Key points about eigenvalues:
- Eigenvalues can be real or complex numbers.
- The number of eigenvalues corresponds to the matrix's dimensionality (i.e., a 3x3 matrix will have three eigenvalues).
- Repeated eigenvalues imply that the associated transformation matrix may not be diagonalizable.
Eigenvectors
In the exercise, the eigenvectors for \( \lambda = 4 \) are \( \begin{bmatrix} 1 \ 0 \ 0 \end{bmatrix} \) and \( \begin{bmatrix} 0 \ 1 \ 0 \end{bmatrix} \), while for \( \lambda = 1 \), it is \( \begin{bmatrix} -1 \ 0 \ 1 \end{bmatrix} \). These vectors indicate the directions in which the transformation matrix \( A \) stretches or compresses space.
Why eigenvectors are important:
- They provide insight into the geometry of matrix transformations.
- They play a critical role in stability analysis, especially in dynamic systems.
- A set of eigenvectors can be used to diagonalize a matrix, simplifying computations.
Matrix Diagonalization
Diagonalization is performed by finding a matrix \( P \), containing the eigenvectors of matrix \( A \), and a diagonal matrix \( D \), consisting of the eigenvalues of \( A \). The relationship \( A = P D P^{-1} \) holds if matrix \( A \) is diagonalizable.

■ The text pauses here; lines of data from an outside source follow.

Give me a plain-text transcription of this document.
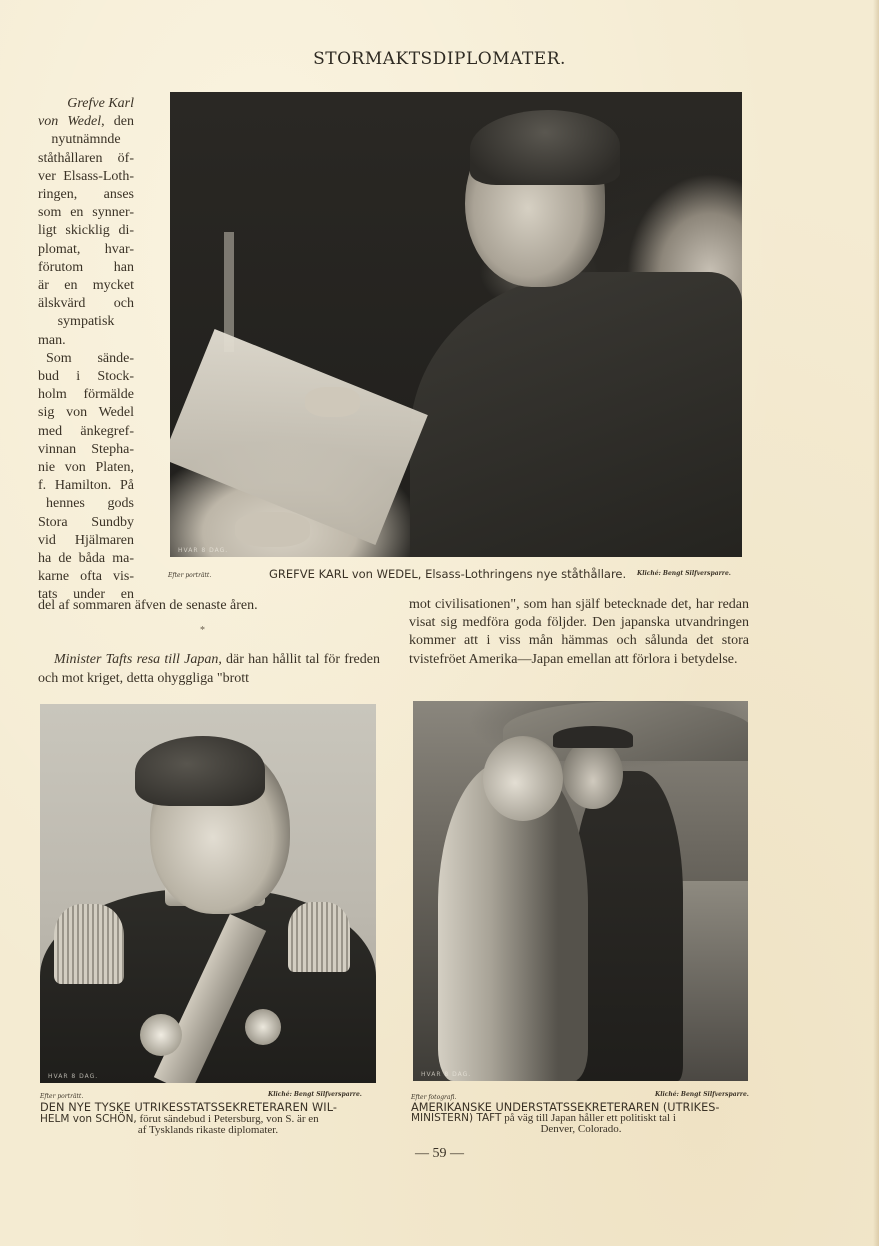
STORMAKTSDIPLOMATER.
Grefve Karl
von Wedel, den
nyutnämnde
ståthållaren öf-
ver Elsass-Loth-
ringen, anses
som en synner-
ligt skicklig di-
plomat, hvar-
förutom han
är en mycket
älskvärd och
sympatisk
man.
Som sände-
bud i Stock-
holm förmälde
sig von Wedel
med änkegref-
vinnan Stepha-
nie von Platen,
f. Hamilton. På
hennes gods
Stora Sundby
vid Hjälmaren
ha de båda ma-
karne ofta vis-
tats under en
del af sommaren äfven de senaste åren.
HVAR 8 DAG.
Efter porträtt.	GREFVE KARL von WEDEL, Elsass-Lothringens nye ståthållare. Kliché: Bengt Silfversparre.
*

Minister Tafts resa till Japan, där han hållit tal för freden och mot kriget, detta ohyggliga "brott

mot civilisationen", som han själf betecknade det, har redan visat sig medföra goda följder. Den japanska utvandringen kommer att i viss mån hämmas och sålunda det stora tvistefröet Amerika—Japan emellan att förlora i betydelse.
HVAR 8 DAG.
Efter porträtt.	Kliché: Bengt Silfversparre.
DEN NYE TYSKE UTRIKESSTATSSEKRETERAREN WIL-
HELM von SCHÖN, förut sändebud i Petersburg, von S. är en
af Tysklands rikaste diplomater.
HVAR 8 DAG.
Efter fotografi.	Kliché: Bengt Silfversparre.
AMERIKANSKE UNDERSTATSSEKRETERAREN (UTRIKES-
MINISTERN) TAFT på väg till Japan håller ett politiskt tal i
Denver, Colorado.
— 59 —
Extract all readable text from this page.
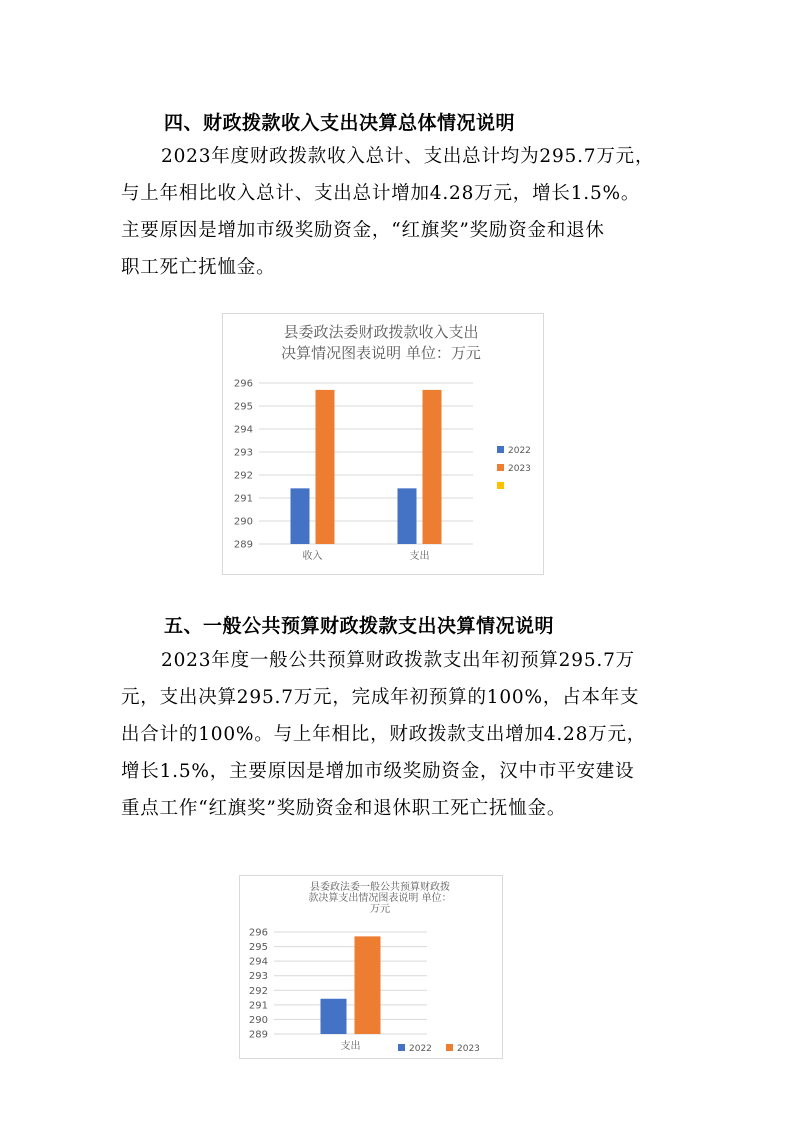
四、财政拨款收入支出决算总体情况说明

2023年度财政拨款收入总计、支出总计均为295.7万元，

与上年相比收入总计、支出总计增加4.28万元，增长1.5%。

主要原因是增加市级奖励资金，“红旗奖”奖励资金和退休

职工死亡抚恤金。

县委政法委财政拨款收入支出
决算情况图表说明 单位：万元
289
290
291
292
293
294
295
296
收入	支出
2022
2023
五、一般公共预算财政拨款支出决算情况说明

2023年度一般公共预算财政拨款支出年初预算295.7万

元，支出决算295.7万元，完成年初预算的100%，占本年支

出合计的100%。与上年相比，财政拨款支出增加4.28万元，

增长1.5%，主要原因是增加市级奖励资金，汉中市平安建设

重点工作“红旗奖”奖励资金和退休职工死亡抚恤金。

县委政法委一般公共预算财政拨
款决算支出情况图表说明 单位：
万元
289
290
291
292
293
294
295
296
支出	2022	2023
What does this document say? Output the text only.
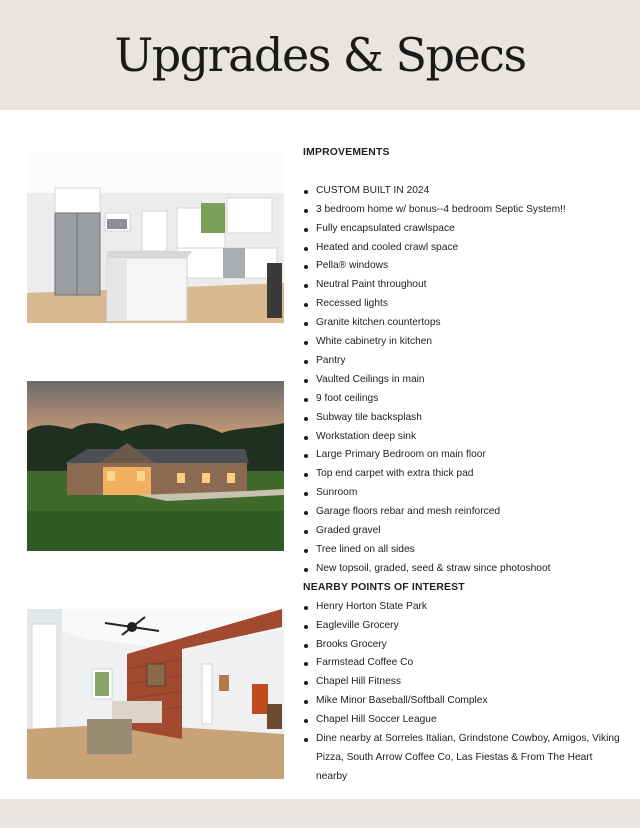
Upgrades & Specs
IMPROVEMENTS
CUSTOM BUILT IN 2024
3 bedroom home w/ bonus--4 bedroom Septic System!!
Fully encapsulated crawlspace
Heated and cooled crawl space
Pella® windows
Neutral Paint throughout
Recessed lights
Granite kitchen countertops
White cabinetry in kitchen
Pantry
Vaulted Ceilings in main
9 foot ceilings
Subway tile backsplash
Workstation deep sink
Large Primary Bedroom on main floor
Top end carpet with extra thick pad
Sunroom
Garage floors rebar and mesh reinforced
Graded gravel
Tree lined on all sides
New topsoil, graded, seed & straw since photoshoot
NEARBY POINTS OF INTEREST
Henry Horton State Park
Eagleville Grocery
Brooks Grocery
Farmstead Coffee Co
Chapel Hill Fitness
Mike Minor Baseball/Softball Complex
Chapel Hill Soccer League
Dine nearby at Sorreles Italian, Grindstone Cowboy, Amigos, Viking Pizza, South Arrow Coffee Co, Las Fiestas & From The Heart nearby
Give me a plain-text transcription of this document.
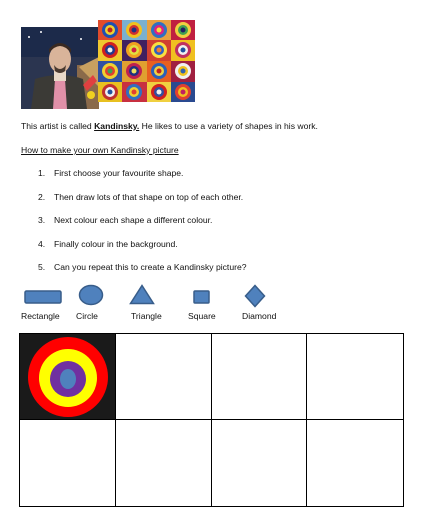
This artist is called Kandinsky. He likes to use a variety of shapes in his work.

How to make your own Kandinsky picture

1.	First choose your favourite shape.
2.	Then draw lots of that shape on top of each other.
3.	Next colour each shape a different colour.
4.	Finally colour in the background.
5.	Can you repeat this to create a Kandinsky picture?
Rectangle Circle	Triangle	Square	Diamond
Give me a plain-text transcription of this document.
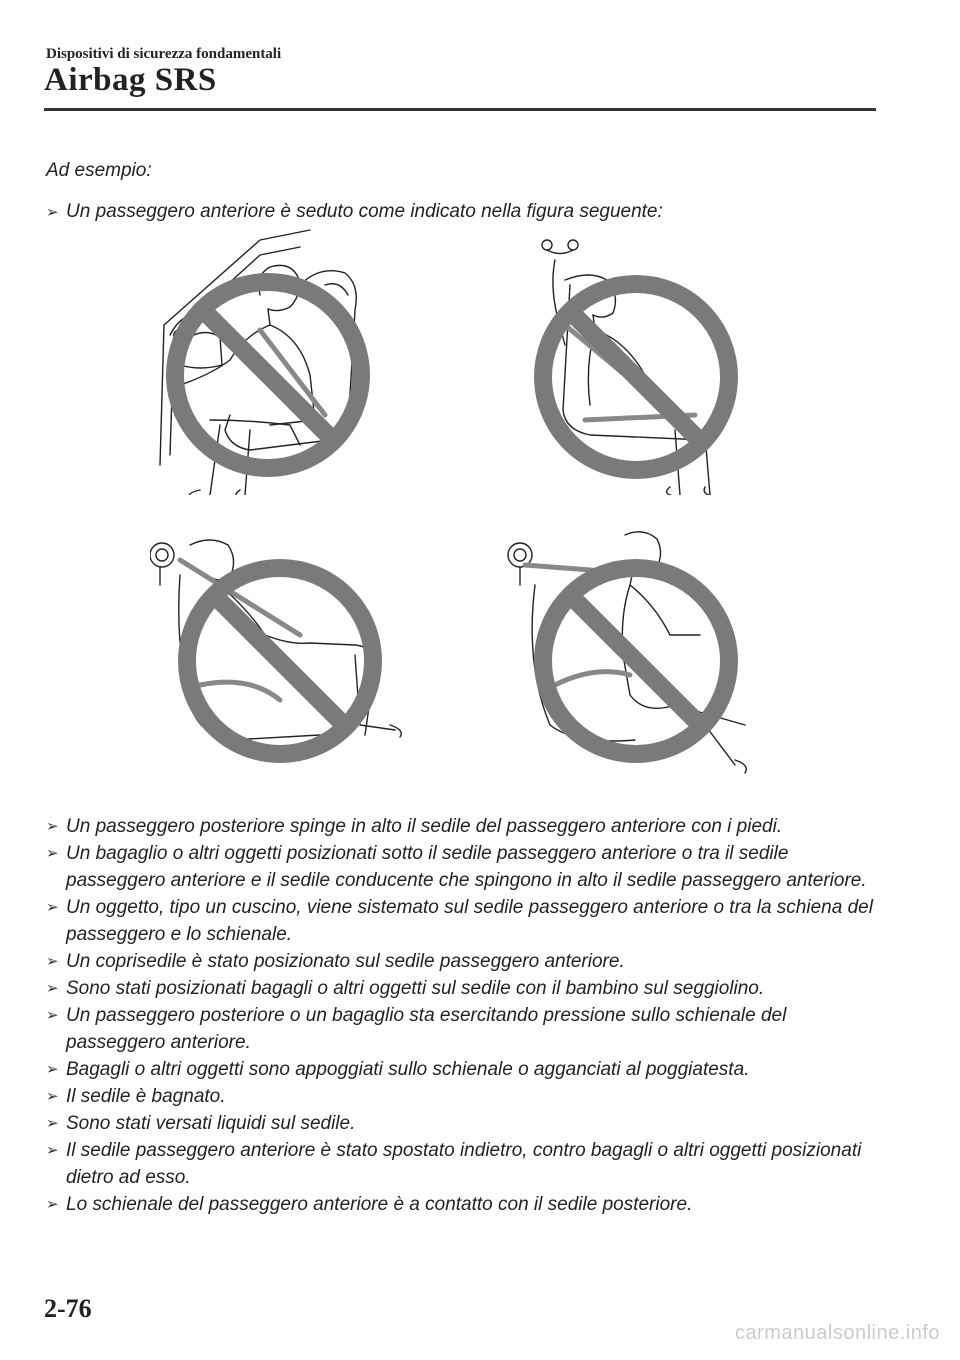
Dispositivi di sicurezza fondamentali
Airbag SRS
Ad esempio:
➢ Un passeggero anteriore è seduto come indicato nella figura seguente:
➢ Un passeggero posteriore spinge in alto il sedile del passeggero anteriore con i piedi.
➢ Un bagaglio o altri oggetti posizionati sotto il sedile passeggero anteriore o tra il sedile passeggero anteriore e il sedile conducente che spingono in alto il sedile passeggero anteriore.
➢ Un oggetto, tipo un cuscino, viene sistemato sul sedile passeggero anteriore o tra la schiena del passeggero e lo schienale.
➢ Un coprisedile è stato posizionato sul sedile passeggero anteriore.
➢ Sono stati posizionati bagagli o altri oggetti sul sedile con il bambino sul seggiolino.
➢ Un passeggero posteriore o un bagaglio sta esercitando pressione sullo schienale del passeggero anteriore.
➢ Bagagli o altri oggetti sono appoggiati sullo schienale o agganciati al poggiatesta.
➢ Il sedile è bagnato.
➢ Sono stati versati liquidi sul sedile.
➢ Il sedile passeggero anteriore è stato spostato indietro, contro bagagli o altri oggetti posizionati dietro ad esso.
➢ Lo schienale del passeggero anteriore è a contatto con il sedile posteriore.
2-76
carmanualsonline.info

In our exercise, matrix \( A \) is not diagonalizable because it has repeated eigenvalues and does not have enough linearly independent eigenvectors to form \( P \). Not every matrix is diagonalizable, and having repeated eigenvalues without corresponding independent eigenvectors is a common reason for this.
The significance of diagonalization:
- Diagonal matrices are simpler to compute powers of, which is helpful in solving differential equations and linear dynamical systems.
- Diagonalization can provide an efficient way to computationally approximate matrix functions.
- Understanding diagonalization helps in deeper analysis of linear transformations and spectral theory.